The method can simultaneously carry out quantitative detection on 10 chemical components such as strychnine, α -sabelline, periplocin, 11-carbonyl- β -boswellic acid, naringin and the like in the effective components of the Jingyaokang capsule, can comprehensively inspect the composition and proportion change conditions of the main effective components in the Jingyaokang capsule, reduces analysis steps and reduces component change and determination errors possibly caused by a sample pretreatment link.

2. The determination method provided by the invention adopts a high performance liquid chromatogram method to perform qualitative and quantitative detection on the Jingyaokang capsule, and acetonitrile-methanol aqueous solution and glacial acetic acid solution are selected as mobile phases according to the characteristics of the effective components of the Jingyaokang capsule, and the proportion of the phases in the mobile phases is continuously changed according to the program to perform gradient elution, so that the separation degree between chromatographic peaks of the components is good, the interference is small, the peak shape is good, the base line is stable, and the acid solution with lower concentration is beneficial to protecting a chromatographic column.

3. The method for detecting the absorption wavelength of the components has large difference of the maximum absorption wavelength of the components and is difficult to show the maximum absorption wavelength of the components at the same wavelength, so that the method for detecting the absorption wavelength of the components adopts a multi-wavelength simultaneous detection mode to carry out detection, and the detection wavelength of the components is optimized on the basis.

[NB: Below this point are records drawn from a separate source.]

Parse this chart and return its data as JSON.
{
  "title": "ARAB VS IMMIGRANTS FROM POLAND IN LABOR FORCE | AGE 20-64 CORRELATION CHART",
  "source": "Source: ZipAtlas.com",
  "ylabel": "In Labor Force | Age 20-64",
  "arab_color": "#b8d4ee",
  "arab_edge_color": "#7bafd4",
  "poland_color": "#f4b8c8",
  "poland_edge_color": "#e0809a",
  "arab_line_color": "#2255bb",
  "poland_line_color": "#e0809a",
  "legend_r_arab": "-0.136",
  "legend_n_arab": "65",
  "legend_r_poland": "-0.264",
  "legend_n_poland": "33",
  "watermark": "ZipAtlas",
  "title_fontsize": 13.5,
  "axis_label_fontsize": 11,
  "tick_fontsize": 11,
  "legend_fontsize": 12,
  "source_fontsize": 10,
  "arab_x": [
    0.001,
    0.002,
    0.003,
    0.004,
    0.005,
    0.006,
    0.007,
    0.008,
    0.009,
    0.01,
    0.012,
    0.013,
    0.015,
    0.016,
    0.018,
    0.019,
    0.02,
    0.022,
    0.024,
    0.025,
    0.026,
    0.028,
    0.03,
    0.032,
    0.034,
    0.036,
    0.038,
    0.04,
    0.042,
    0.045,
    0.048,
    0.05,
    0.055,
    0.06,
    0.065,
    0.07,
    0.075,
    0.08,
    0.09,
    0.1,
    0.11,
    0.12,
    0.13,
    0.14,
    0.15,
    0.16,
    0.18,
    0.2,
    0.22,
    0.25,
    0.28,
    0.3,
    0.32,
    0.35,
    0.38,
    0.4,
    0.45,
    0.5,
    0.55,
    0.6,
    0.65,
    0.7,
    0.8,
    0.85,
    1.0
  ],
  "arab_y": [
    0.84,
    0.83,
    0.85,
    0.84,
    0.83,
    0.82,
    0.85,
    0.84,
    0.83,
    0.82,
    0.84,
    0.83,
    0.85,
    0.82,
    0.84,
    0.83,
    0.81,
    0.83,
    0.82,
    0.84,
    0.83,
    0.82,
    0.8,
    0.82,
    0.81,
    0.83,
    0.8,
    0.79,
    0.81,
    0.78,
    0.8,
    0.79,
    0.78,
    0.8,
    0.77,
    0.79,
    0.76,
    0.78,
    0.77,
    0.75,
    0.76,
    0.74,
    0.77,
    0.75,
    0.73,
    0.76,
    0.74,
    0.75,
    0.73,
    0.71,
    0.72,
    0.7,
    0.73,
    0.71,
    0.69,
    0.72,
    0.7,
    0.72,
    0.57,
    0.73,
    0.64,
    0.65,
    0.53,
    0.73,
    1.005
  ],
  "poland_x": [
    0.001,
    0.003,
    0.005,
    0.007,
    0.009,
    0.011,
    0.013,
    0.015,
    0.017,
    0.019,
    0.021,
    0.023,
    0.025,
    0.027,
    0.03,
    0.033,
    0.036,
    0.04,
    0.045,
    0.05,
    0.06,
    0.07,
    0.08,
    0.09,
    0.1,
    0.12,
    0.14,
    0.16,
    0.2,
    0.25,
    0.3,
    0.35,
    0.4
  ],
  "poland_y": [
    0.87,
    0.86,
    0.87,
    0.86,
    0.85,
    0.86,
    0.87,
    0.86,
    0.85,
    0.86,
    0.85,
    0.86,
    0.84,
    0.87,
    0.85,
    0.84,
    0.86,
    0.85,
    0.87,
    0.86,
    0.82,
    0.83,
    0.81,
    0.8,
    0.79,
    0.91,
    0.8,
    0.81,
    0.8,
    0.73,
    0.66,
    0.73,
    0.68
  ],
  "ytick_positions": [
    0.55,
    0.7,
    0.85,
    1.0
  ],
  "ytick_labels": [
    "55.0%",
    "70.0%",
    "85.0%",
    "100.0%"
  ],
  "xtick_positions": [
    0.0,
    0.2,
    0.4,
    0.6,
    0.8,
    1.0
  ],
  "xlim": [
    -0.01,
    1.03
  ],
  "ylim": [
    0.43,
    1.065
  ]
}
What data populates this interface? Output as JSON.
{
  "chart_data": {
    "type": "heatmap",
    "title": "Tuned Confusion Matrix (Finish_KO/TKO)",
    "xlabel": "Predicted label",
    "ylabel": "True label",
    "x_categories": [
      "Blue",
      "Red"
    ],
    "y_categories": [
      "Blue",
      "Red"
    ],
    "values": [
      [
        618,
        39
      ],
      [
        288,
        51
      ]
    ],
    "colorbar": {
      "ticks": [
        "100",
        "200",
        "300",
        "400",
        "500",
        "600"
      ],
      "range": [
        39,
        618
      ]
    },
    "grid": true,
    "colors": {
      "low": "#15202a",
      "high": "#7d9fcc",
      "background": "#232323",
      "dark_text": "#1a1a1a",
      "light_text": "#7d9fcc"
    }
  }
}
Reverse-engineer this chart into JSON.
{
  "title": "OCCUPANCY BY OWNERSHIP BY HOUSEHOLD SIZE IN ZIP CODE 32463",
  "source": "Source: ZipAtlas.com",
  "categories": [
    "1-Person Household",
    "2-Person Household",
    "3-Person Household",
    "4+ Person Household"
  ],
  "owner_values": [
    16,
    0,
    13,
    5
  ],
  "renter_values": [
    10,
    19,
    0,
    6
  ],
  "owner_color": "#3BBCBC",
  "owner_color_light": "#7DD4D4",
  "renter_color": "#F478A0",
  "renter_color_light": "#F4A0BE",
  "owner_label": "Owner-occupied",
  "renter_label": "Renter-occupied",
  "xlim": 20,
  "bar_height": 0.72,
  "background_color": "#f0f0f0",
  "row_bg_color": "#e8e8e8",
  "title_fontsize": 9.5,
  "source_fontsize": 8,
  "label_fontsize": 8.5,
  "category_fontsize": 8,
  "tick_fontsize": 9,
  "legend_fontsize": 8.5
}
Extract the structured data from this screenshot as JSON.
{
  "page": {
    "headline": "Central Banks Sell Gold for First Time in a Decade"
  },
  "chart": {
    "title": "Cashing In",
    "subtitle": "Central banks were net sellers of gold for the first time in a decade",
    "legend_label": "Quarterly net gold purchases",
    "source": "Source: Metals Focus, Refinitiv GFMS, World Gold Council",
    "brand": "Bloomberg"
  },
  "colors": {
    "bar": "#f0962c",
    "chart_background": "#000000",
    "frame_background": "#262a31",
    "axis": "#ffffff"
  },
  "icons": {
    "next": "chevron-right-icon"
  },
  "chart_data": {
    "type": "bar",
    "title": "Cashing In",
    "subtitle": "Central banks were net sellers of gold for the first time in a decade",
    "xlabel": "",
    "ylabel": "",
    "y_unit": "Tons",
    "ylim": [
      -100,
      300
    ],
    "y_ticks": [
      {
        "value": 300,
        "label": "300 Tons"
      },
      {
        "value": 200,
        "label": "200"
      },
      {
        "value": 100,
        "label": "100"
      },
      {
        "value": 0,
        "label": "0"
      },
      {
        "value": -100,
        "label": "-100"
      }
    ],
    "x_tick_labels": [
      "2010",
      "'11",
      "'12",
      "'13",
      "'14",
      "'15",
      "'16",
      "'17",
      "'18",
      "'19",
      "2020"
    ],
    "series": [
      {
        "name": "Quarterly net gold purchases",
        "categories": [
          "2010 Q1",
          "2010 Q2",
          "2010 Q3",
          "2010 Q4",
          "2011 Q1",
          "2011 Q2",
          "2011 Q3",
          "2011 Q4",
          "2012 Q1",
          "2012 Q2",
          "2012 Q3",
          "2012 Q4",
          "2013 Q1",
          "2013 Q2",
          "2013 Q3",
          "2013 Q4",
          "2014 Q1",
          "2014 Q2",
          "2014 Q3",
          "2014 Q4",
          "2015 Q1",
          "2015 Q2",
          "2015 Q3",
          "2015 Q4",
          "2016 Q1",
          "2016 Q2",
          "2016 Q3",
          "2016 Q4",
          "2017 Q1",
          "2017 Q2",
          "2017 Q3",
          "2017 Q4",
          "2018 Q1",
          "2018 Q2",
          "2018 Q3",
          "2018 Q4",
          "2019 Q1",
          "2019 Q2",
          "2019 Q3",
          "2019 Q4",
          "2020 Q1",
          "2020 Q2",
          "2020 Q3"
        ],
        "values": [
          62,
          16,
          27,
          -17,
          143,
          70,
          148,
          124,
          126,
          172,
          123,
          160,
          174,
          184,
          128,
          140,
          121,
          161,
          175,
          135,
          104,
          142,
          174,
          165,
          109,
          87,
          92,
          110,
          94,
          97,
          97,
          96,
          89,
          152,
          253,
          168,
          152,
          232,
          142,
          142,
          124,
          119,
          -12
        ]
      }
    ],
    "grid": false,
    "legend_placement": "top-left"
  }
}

4. The determination method provided by the invention has the advantages of simplicity, convenience, stability, high precision, good reproducibility and easiness in mastering.

Detailed Description

In order to make the objects, technical solutions and advantages of the present invention more apparent, the present invention is further described in detail with reference to the following embodiments. It should be understood that the specific embodiments described herein are merely illustrative of the invention and are not intended to limit the invention.

Materials:

the apparatus used in the examples of the invention is shown in table 1 below.

TABLE 1 Instrument

The embodiment of the invention uses medicines and reagents:

strychnine, α -selagineline, 11-carbonyl- β -boswellic acid, hydroxysafflor yellow A, naringin, tetrandrine, fangchinoline and β -ecdysterone reference substances (China institute for food and drug assay, batches: 110525-;

periplocin and curcumenone reference substance (Kyoto Biotech Co., Ltd., lot numbers: 201902114, 201902115, purity: 98%);

the methanol and the acetonitrile are chromatographically pure, and other reagents are analytically pure.

Example 1

A method for measuring the content of multiple components of a Jingyaokang capsule comprises the following steps:

s1, preparation of a mixed reference solution:

accurately weighing strychnine, α -Chamaecyparis obtusa alkali, periplocin, 11-carbonyl- β -boswellic acid, zedoary dicyclenone, hydroxysafflor yellow A, naringin, tetrandrine, fangchinoline and β -ecdysterone as reference substances, placing the reference substances in a same 25mL measuring flask, diluting the reference substances to scale with 70% methanol, and shaking uniformly to obtain mixed reference substance solutions with the mass concentrations of the above 10 components being 85.6 μ g/mL, 339.4 μ g/mL, 56.3 μ g/mL, 285.2 μ g/mL, 48.9 μ g/mL, 73.6 μ g/mL, 24.8 μ g/mL, 36.2 μ g/mL, 59.3 μ g/mL and 285.6 μ g/mL in sequence.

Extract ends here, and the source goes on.